A Nailer le costaba respirar. Ya no le cabía ninguna duda de que su padre planeaba ejercer algún tipo de violencia, agarrar a Nailer y enseñarle algo de respeto. Su mirada se deslizó hacia la puerta. Aunque estuviera colocado, su padre tenía muchas probabilidades de interceptarlo, y lo que ocurriese a continuación se saldaría con hemorragias y moratones; jamás conseguiría reincorporarse a la cuadrilla ligera antes de que Bapi lo mutilara.

Nailer se maldijo por no haber acudido directamente a refugiarse en la choza de Pima. Volvió a contemplar la puerta de soslayo. Si consiguiera…

Richard detectó el cambio que se había operado en los ojos de Nailer. Una gelidez glacial se apoderó de sus rasgos. Se levantó y apartó la silla de un empujón.

—Acércate, muchacho.

—Tengo una ofrenda de la suerte —dijo Nailer de repente—. Muy buena. Por haber escapado del petróleo.

Nailer mantuvo la voz firme, fingiendo que no sabía que su padre pensaba molerlo a palos. Haciéndose el inocente. Hablando con normalidad, como si ni el dolor, ni los gritos ni la persecución se cernieran sobre él.

—Está aquí mismo.

«Camina despacio. Que no piense que vas a salir corriendo».

—Está aquí mismo —repitió mientras abría la puerta y estiraba un brazo hacia el exterior. Cogió la ofrenda de la suerte de Moon Girl y se la ofreció a su padre. La botella refulgió como un talismán a la luz del farol—. Black Ling. Me lo ha regalado la cuadrilla. Me pidieron que lo compartiera contigo, por la gran suerte que tengo de estar contigo.

Nailer contuvo la respiración. Los ojos helados de su padre se posaron en la botella. Quizá bebiera de ella. O puede que la agarrara y la utilizara para golpearlo. Era imposible saberlo. Richard se había vuelto impredecible desde que renunciaba cada vez más al trabajo en las cuadrillas a favor del submundo de las playas, desde que las drogas que consumía reducían sus intereses a un mínimo abrasador de violencia y apetitos básicos.

—Déjame ver. —Su padre arrebató la botella de manos de Nailer y comprobó el nivel del licor—. No has dejado mucho para tu viejo —protestó, pero desenroscó el tapón y olfateó el contenido.

Nailer aguardó, rezando para que la suerte estuviera de su parte.

Su padre bebió. Una expresión de respeto se dibujó en su cara.

—Es del bueno —dijo.

La violencia condensada en la habitación se evaporó. Richard esbozó una sonrisa y levantó la botella en dirección a Nailer, como si estuviera brindando con él.

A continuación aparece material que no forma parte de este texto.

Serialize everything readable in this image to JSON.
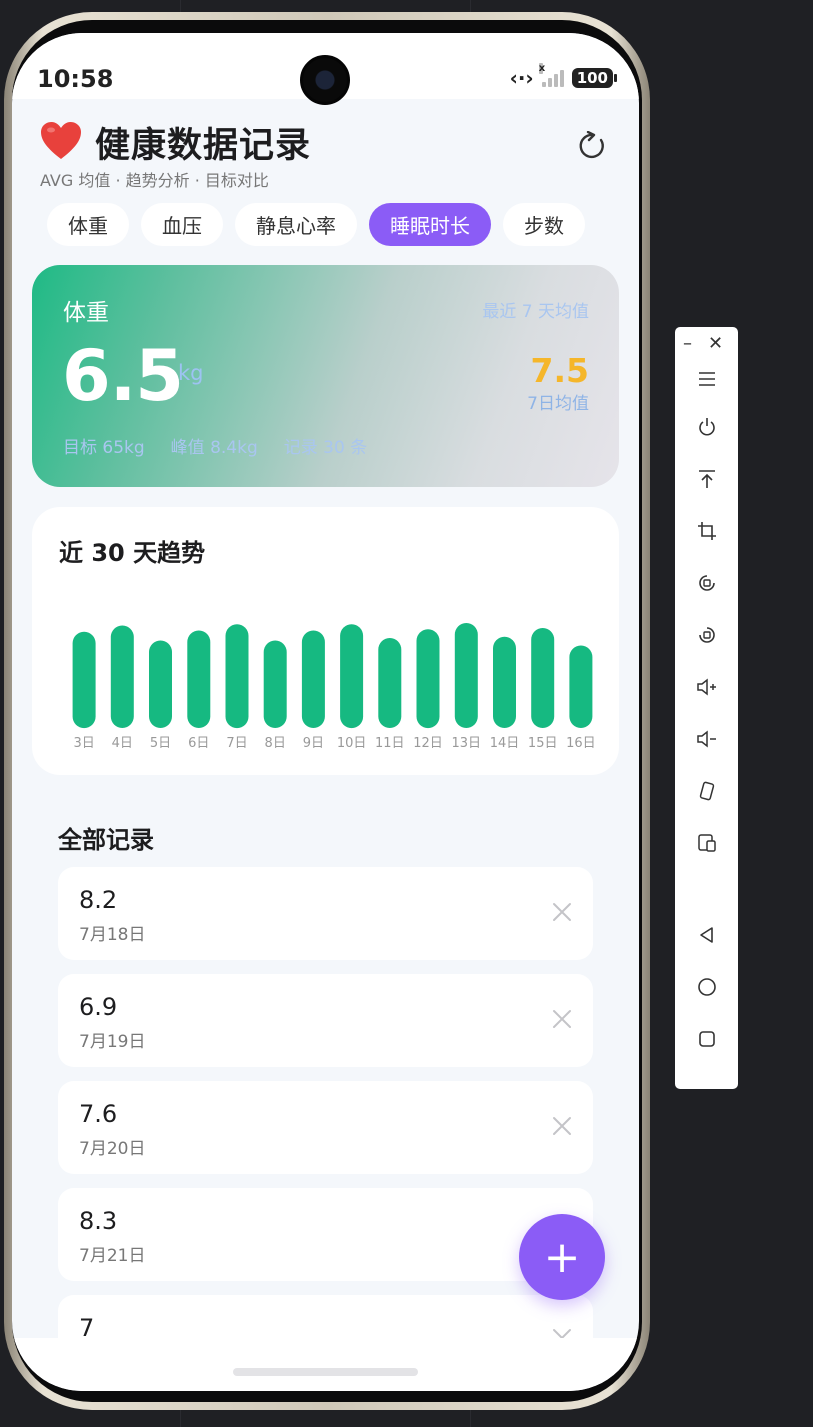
{
  "status_bar": {
    "time": "10:58",
    "battery": "100"
  },
  "header": {
    "title": "健康数据记录",
    "subtitle": "AVG 均值 · 趋势分析 · 目标对比"
  },
  "tabs": [
    {
      "label": "体重",
      "active": false
    },
    {
      "label": "血压",
      "active": false
    },
    {
      "label": "静息心率",
      "active": false
    },
    {
      "label": "睡眠时长",
      "active": true
    },
    {
      "label": "步数",
      "active": false
    }
  ],
  "summary": {
    "label": "体重",
    "period": "最近 7 天均值",
    "value": "6.5",
    "unit": "kg",
    "avg_value": "7.5",
    "avg_label": "7日均值",
    "target": "目标 65kg",
    "peak": "峰值 8.4kg",
    "count": "记录 30 条"
  },
  "trend": {
    "title": "近 30 天趋势"
  },
  "chart_data": {
    "type": "bar",
    "categories": [
      "3日",
      "4日",
      "5日",
      "6日",
      "7日",
      "8日",
      "9日",
      "10日",
      "11日",
      "12日",
      "13日",
      "14日",
      "15日",
      "16日"
    ],
    "values": [
      7.7,
      8.2,
      7.0,
      7.8,
      8.3,
      7.0,
      7.8,
      8.3,
      7.2,
      7.9,
      8.4,
      7.3,
      8.0,
      6.6
    ],
    "title": "近 30 天趋势",
    "xlabel": "",
    "ylabel": "",
    "ylim": [
      0,
      8.4
    ],
    "color": "#16b981"
  },
  "records": {
    "title": "全部记录",
    "items": [
      {
        "value": "8.2",
        "date": "7月18日"
      },
      {
        "value": "6.9",
        "date": "7月19日"
      },
      {
        "value": "7.6",
        "date": "7月20日"
      },
      {
        "value": "8.3",
        "date": "7月21日"
      },
      {
        "value": "7",
        "date": ""
      }
    ]
  },
  "fab": {
    "label": "+"
  },
  "colors": {
    "accent": "#8b5cf6",
    "bar": "#16b981",
    "avg": "#f5b62a"
  }
}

—Bueno de narices. —Lanzó la otra botella a un rincón—. Mil veces mejor que ese mejunje.

Nailer sonrió con cautela.

—Me alegra que te guste.

Su padre pegó otro trago y se enjugó los labios con el dorso de la mano.

—Acuéstate ya. Mañana tienes que trabajar con la cuadrilla. Bapi te mutilará sin miramientos como llegues tarde. —Agitó una mano en dirección a las mantas de Nailer—. Eres un chico con suerte. —Volvió a sonreír—. A lo mejor te llamamos así a partir de ahora. Chico con suerte… o «Lucky Boy». —La amarillenta dentadura de caballo de Richard asomó otra vez entre sus labios, en un inesperado rictus benevolente—. ¿Te gusta el nombre de Lucky Boy?

Nailer asintió con la cabeza, titubeante.

—Sí. Me gusta. —Se obligó a sonreír abiertamente, dispuesto a decir lo que fuera con tal de evitar que el buen humor de su padre se disipara—. Me gusta mucho.

—Bien. —Su padre asintió satisfecho—. Pues a la cama, Lucky Boy. —Richard bebió nuevamente de la ofrenda de la suerte de Nailer y se acomodó para contemplar la tormenta que se cernía sobre ellos.

Nailer se tapó con una sábana mugrienta. En la otra punta de la habitación, su viejo musitó:

—Lo has hecho bien.

Una oleada de alivio bañó a Nailer al escuchar el cumplido, en el que reconocía una sombra del padre que recordaba de antaño, cuando él era pequeño y su madre aún vivía. Otros tiempos, otro padre. A la luz mortecina, Richard López podría haber pasado por el hombre que había ayudado a Nailer a tallar la imagen del Óxido Santo en la pared sobre el lecho en el que convalecía su madre. Pero había llovido mucho desde entonces.

Nailer se encogió hasta hacerse un ovillo, alegrándose de poder sentirse a salvo por esa noche. Mañana sería distinto, pero el día de hoy había terminado bien. Mañana habría que afrontarlo sobre la marcha.